Всегда есть что-то холодящее кровь в ночных приходах власти, даже тогда, когда люди не знают, не чувствуют за собою никакой вины. Уже одно это – внезапный, громкий, требовательный стук, ворвавшийся в спокойный сон, в теплоту домашнего мирка, топот каблуков и шумное появление незнакомых начальственных лиц – действует, как весть о несомненной беде, несчастье, и нет такого сердца, которое при этом не сжалось бы в мучительной истоме.
По опыту Костя знал, что сейчас предстанет их глазам: сумбур, хаос, некрасивость обнаженного быта, который застали врасплох, человеческого жилья, где несноровчивы на домашний уют, где не ждали непрошеных гостей.

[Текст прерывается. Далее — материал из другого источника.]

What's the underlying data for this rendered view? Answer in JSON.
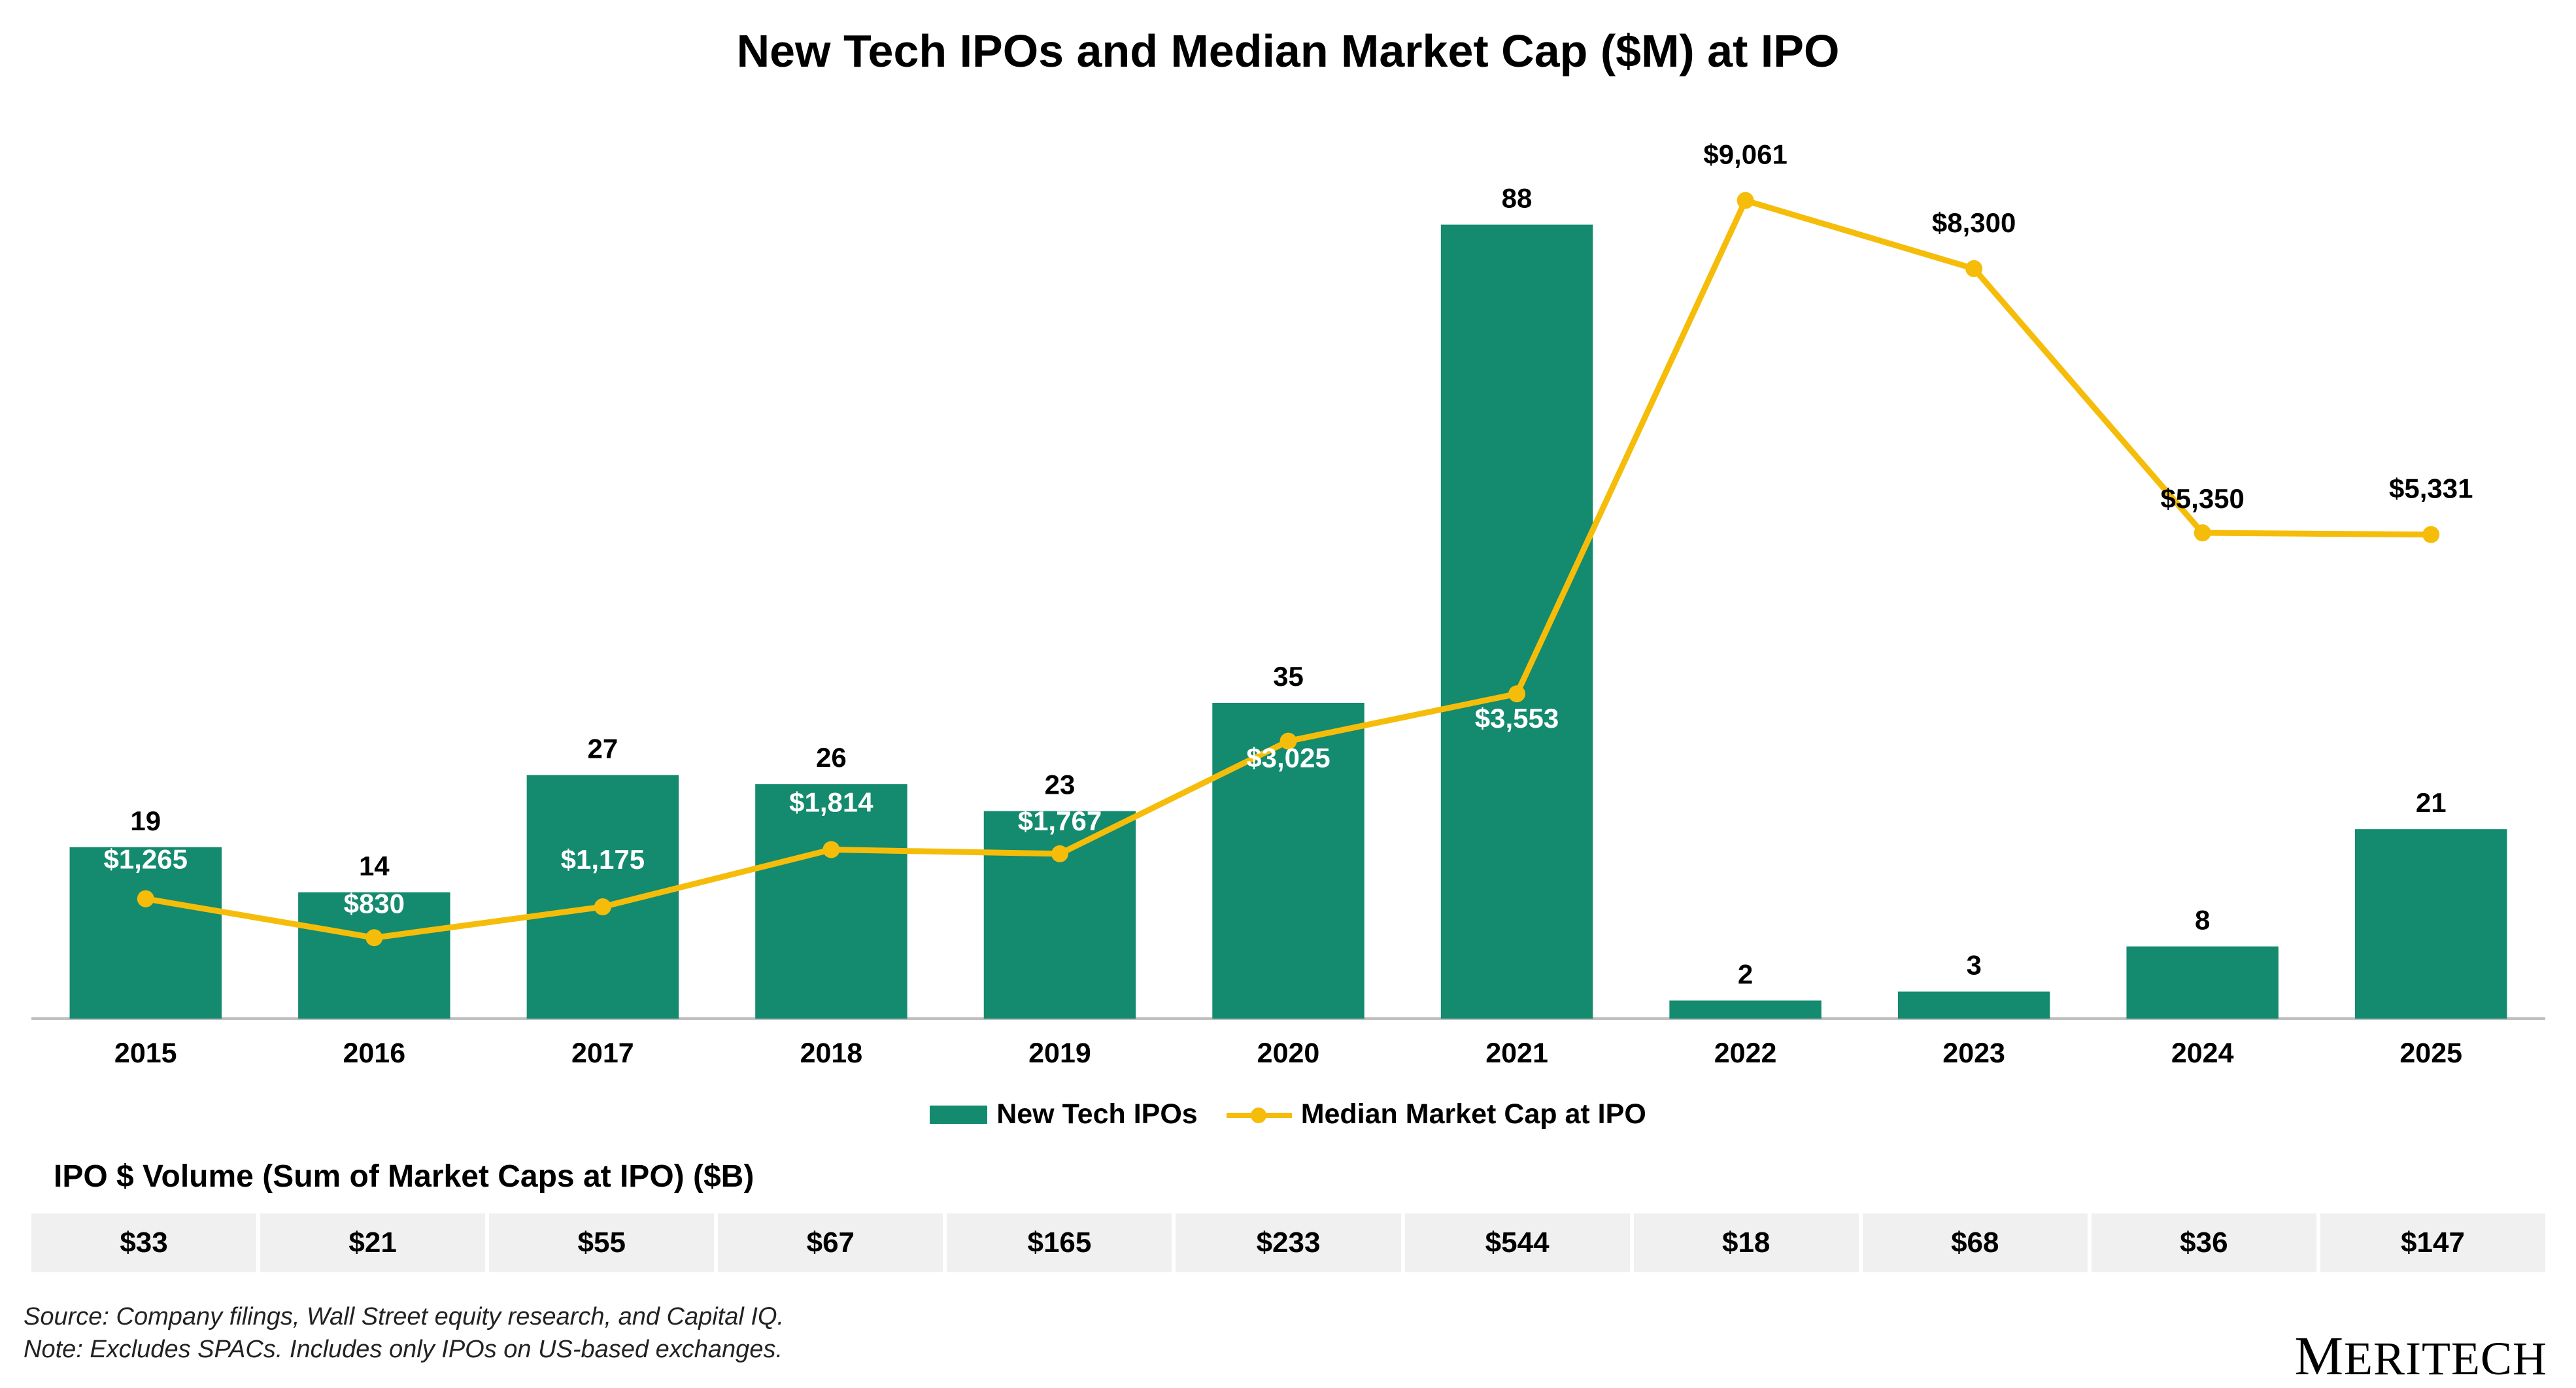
{
  "title": "New Tech IPOs and Median Market Cap ($M) at IPO",
  "colors": {
    "bar": "#148A6E",
    "line": "#F5BD0A",
    "table_bg": "#F0F0F0"
  },
  "chart_data": {
    "type": "bar+line",
    "categories": [
      "2015",
      "2016",
      "2017",
      "2018",
      "2019",
      "2020",
      "2021",
      "2022",
      "2023",
      "2024",
      "2025"
    ],
    "series": [
      {
        "name": "New Tech IPOs",
        "type": "bar",
        "axis": "left",
        "values": [
          19,
          14,
          27,
          26,
          23,
          35,
          88,
          2,
          3,
          8,
          21
        ],
        "labels": [
          "19",
          "14",
          "27",
          "26",
          "23",
          "35",
          "88",
          "2",
          "3",
          "8",
          "21"
        ]
      },
      {
        "name": "Median Market Cap at IPO",
        "type": "line",
        "axis": "right",
        "values": [
          1265,
          830,
          1175,
          1814,
          1767,
          3025,
          3553,
          9061,
          8300,
          5350,
          5331
        ],
        "labels": [
          "$1,265",
          "$830",
          "$1,175",
          "$1,814",
          "$1,767",
          "$3,025",
          "$3,553",
          "$9,061",
          "$8,300",
          "$5,350",
          "$5,331"
        ]
      }
    ],
    "ylim_bars": [
      0,
      96
    ],
    "ylim_line": [
      0,
      10000
    ],
    "legend_position": "bottom",
    "grid": false
  },
  "volume_table": {
    "title": "IPO $ Volume (Sum of Market Caps at IPO) ($B)",
    "values": [
      "$33",
      "$21",
      "$55",
      "$67",
      "$165",
      "$233",
      "$544",
      "$18",
      "$68",
      "$36",
      "$147"
    ]
  },
  "footnotes": {
    "source": "Source: Company filings, Wall Street equity research, and Capital IQ.",
    "note": "Note: Excludes SPACs. Includes only IPOs on US-based exchanges."
  },
  "logo": {
    "first": "M",
    "rest": "ERITECH"
  }
}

Костлявый, болезненного вида, в одном исподнем мужчина отворил дверь. На первые вопросы Баранникова он отвечал, прыгая на одной ноге, а другой стараясь попасть и не попадая в штанину. Рыхлая пухлолицая женщина с накрученной на голову косой и торчащими шпильками, его жена, натянув до подбородка пестрое лоскутное одеяло, глядела на вошедших с широкой кровати. Между нею и стеной лежала еще девочка лет двенадцати, тоже проснувшаяся и тоже молча, по-зверочьи, с любопытством следившая за происходящим… Дряхлая старуха закопошилась на печи, тягуче закашлялась; черный кот, потревоженный ее возней и кашлем, спрыгнул на пол, зевнул, выгибая спину, потерся о Костину ногу и подошел к глиняному черепку с остатками какой-то еды…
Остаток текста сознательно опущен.